Bu sorunun önlenmesi amacıyla hazırlanan; Dış Ticaret Müsteşarlığı İhracat Genel Müdürlüğü’nden Kütlü Pamukların Kirlenmesinin Önlenmesi İçin Alınacak Tedbirlere Dair 2003/6189 sayılı Bakanlar Kurulu Kararı, 09.10.2003 tarih ve 25254 sayılı Resmi Gazete'de yayımlanmıştır. Söz konusu kararın 4. maddesi ile; kütlü pamukların toplanması, taşınması, korunması ve depolanması esnasında, %100 pamuktan mamul bez ve ipliklerin kullanılması zorunlu kılınmakta, kirlenmeye neden olmayacak plastikten mamul kasa, kova, sepet, küfe, teneke ve benzeri malzemeler kullanılabilmesine de olanak tanıdığı ve bununla birlikte, naylon, polipropilen, doğal ve sentetik elyaf karışımı gibi kirlenmeye neden olan malzemelerin kullanılması ve pamuklara karıştırılması yasaklandığı belirtilmiştir.

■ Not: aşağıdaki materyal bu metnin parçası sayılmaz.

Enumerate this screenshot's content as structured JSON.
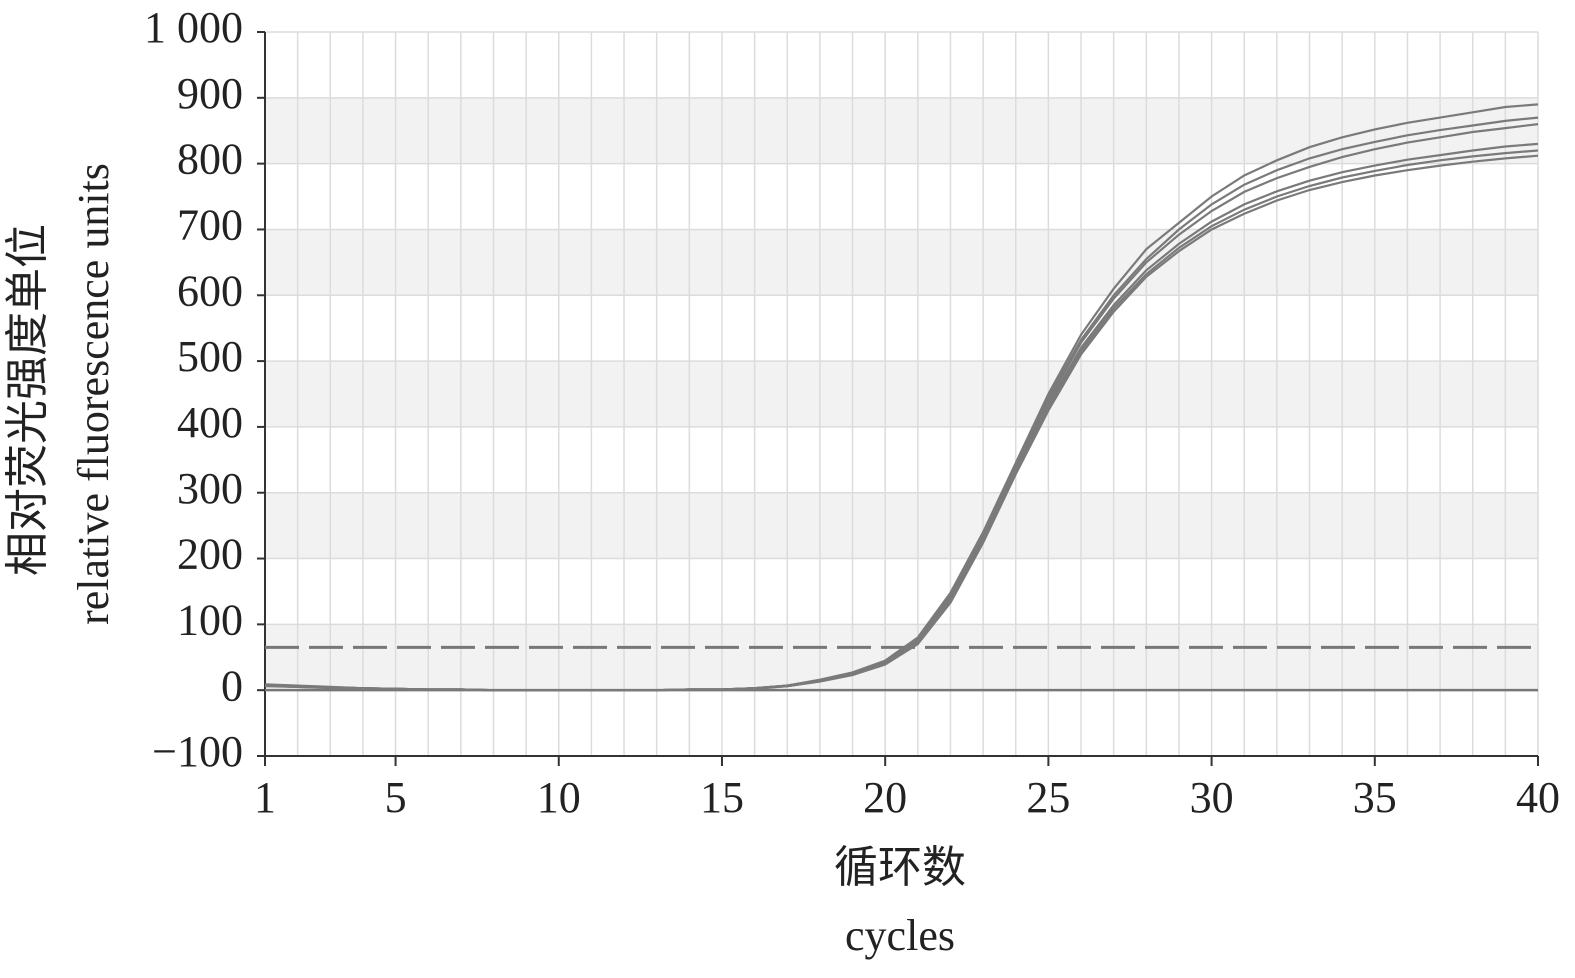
{
  "chart_data": {
    "type": "line",
    "x_label": [
      "循环数",
      "cycles"
    ],
    "y_label": [
      "相对荧光强度单位",
      "relative fluorescence units"
    ],
    "x": [
      1,
      2,
      3,
      4,
      5,
      6,
      7,
      8,
      9,
      10,
      11,
      12,
      13,
      14,
      15,
      16,
      17,
      18,
      19,
      20,
      21,
      22,
      23,
      24,
      25,
      26,
      27,
      28,
      29,
      30,
      31,
      32,
      33,
      34,
      35,
      36,
      37,
      38,
      39,
      40
    ],
    "xlim": [
      1,
      40
    ],
    "xticks": [
      1,
      5,
      10,
      15,
      20,
      25,
      30,
      35,
      40
    ],
    "ylim": [
      -100,
      1000
    ],
    "yticks": [
      {
        "value": -100,
        "label": "−100"
      },
      0,
      100,
      200,
      300,
      400,
      500,
      600,
      700,
      800,
      900,
      {
        "value": 1000,
        "label": "1 000"
      }
    ],
    "grid": true,
    "bands": true,
    "threshold": 65,
    "threshold_color": "#777777",
    "series": [
      {
        "color": "#7a7a7a",
        "values": [
          9,
          7,
          5,
          3,
          2,
          1,
          1,
          0,
          0,
          0,
          0,
          0,
          0,
          1,
          1,
          3,
          7,
          16,
          27,
          45,
          80,
          148,
          240,
          345,
          450,
          540,
          610,
          670,
          710,
          750,
          782,
          805,
          825,
          840,
          852,
          862,
          870,
          878,
          886,
          890
        ]
      },
      {
        "color": "#7a7a7a",
        "values": [
          8,
          6,
          4,
          3,
          2,
          1,
          1,
          0,
          0,
          0,
          0,
          0,
          0,
          1,
          1,
          3,
          7,
          15,
          26,
          43,
          77,
          143,
          235,
          340,
          445,
          532,
          600,
          655,
          700,
          738,
          768,
          790,
          808,
          822,
          833,
          843,
          851,
          858,
          865,
          870
        ]
      },
      {
        "color": "#7a7a7a",
        "values": [
          8,
          6,
          4,
          3,
          2,
          1,
          1,
          0,
          0,
          0,
          0,
          0,
          0,
          1,
          1,
          3,
          7,
          15,
          25,
          42,
          75,
          140,
          232,
          338,
          440,
          528,
          595,
          650,
          692,
          728,
          757,
          778,
          795,
          810,
          822,
          832,
          840,
          848,
          854,
          860
        ]
      },
      {
        "color": "#7a7a7a",
        "values": [
          7,
          5,
          4,
          3,
          2,
          1,
          1,
          0,
          0,
          0,
          0,
          0,
          0,
          1,
          1,
          3,
          6,
          14,
          24,
          41,
          73,
          138,
          230,
          335,
          435,
          520,
          585,
          638,
          678,
          712,
          738,
          758,
          774,
          787,
          797,
          806,
          813,
          820,
          826,
          830
        ]
      },
      {
        "color": "#7a7a7a",
        "values": [
          7,
          5,
          4,
          3,
          2,
          1,
          1,
          0,
          0,
          0,
          0,
          0,
          0,
          1,
          1,
          3,
          6,
          14,
          24,
          40,
          72,
          136,
          227,
          332,
          430,
          515,
          580,
          632,
          672,
          705,
          730,
          750,
          766,
          779,
          789,
          798,
          805,
          811,
          816,
          820
        ]
      },
      {
        "color": "#7a7a7a",
        "values": [
          6,
          5,
          3,
          2,
          2,
          1,
          1,
          0,
          0,
          0,
          0,
          0,
          0,
          1,
          1,
          2,
          6,
          13,
          23,
          39,
          70,
          133,
          224,
          328,
          425,
          510,
          575,
          628,
          667,
          700,
          724,
          744,
          760,
          772,
          782,
          790,
          797,
          803,
          808,
          812
        ]
      }
    ]
  }
}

Anılan Bakanlar Kurulu Kararı’nın 5. maddesi ile; kütlü pamuk üreticileri, pamukların toplanması ve taşınması esnasında işçilere kirlenmeye neden olmayacak malzemeleri sağlamak ve kullanılmasını izlemekle sorumlu tutulmakta; pamuk alım-satımı yapan tacirlerin, kooperatiflerin ve çırçır ve prese fabrikalarının ise, kirlenmeye maruz kalmış kütlü pamukların alım-satımını yapmaları, bu pamukları depolarında bulundurmaları ve fabrikalarında işlemelerinın yasaklandığı, Bakanlar Kurulu Kararı hükümlerine aykırı hareket edenler hakkında gerekli yasal işlemlerin yapılmasıınn yanı sıra bazı idari yaptırımların da uygulanması öngörülmekte olup, bu yaptırımlar sayesinde ülkemizde kütlü pamukların kirlenmesinin en aza indirilmesi ve böylece, standart, kaliteli ve temiz lif pamuk üretimine katkı sağlanmasının amaçlandığı belirtilmiştir. 2006-2007 pamuk sezonunda anılan Bakanlar Kurulu Kararı’nın tüm maddelerinin istisnasız bir şekilde uygulamaya girdiği ve 2007-2008 sezonunda da Karar’ın tüm hükümlerinin uygulanması ve Kütlü Pamuklarda Kirlenmeyi Önleme Komisyonlarında görevlendirilenlerin denetimlere katılımları hususlarında titizlik gösterilmesinin önem arz ettiği belirtilmiştir.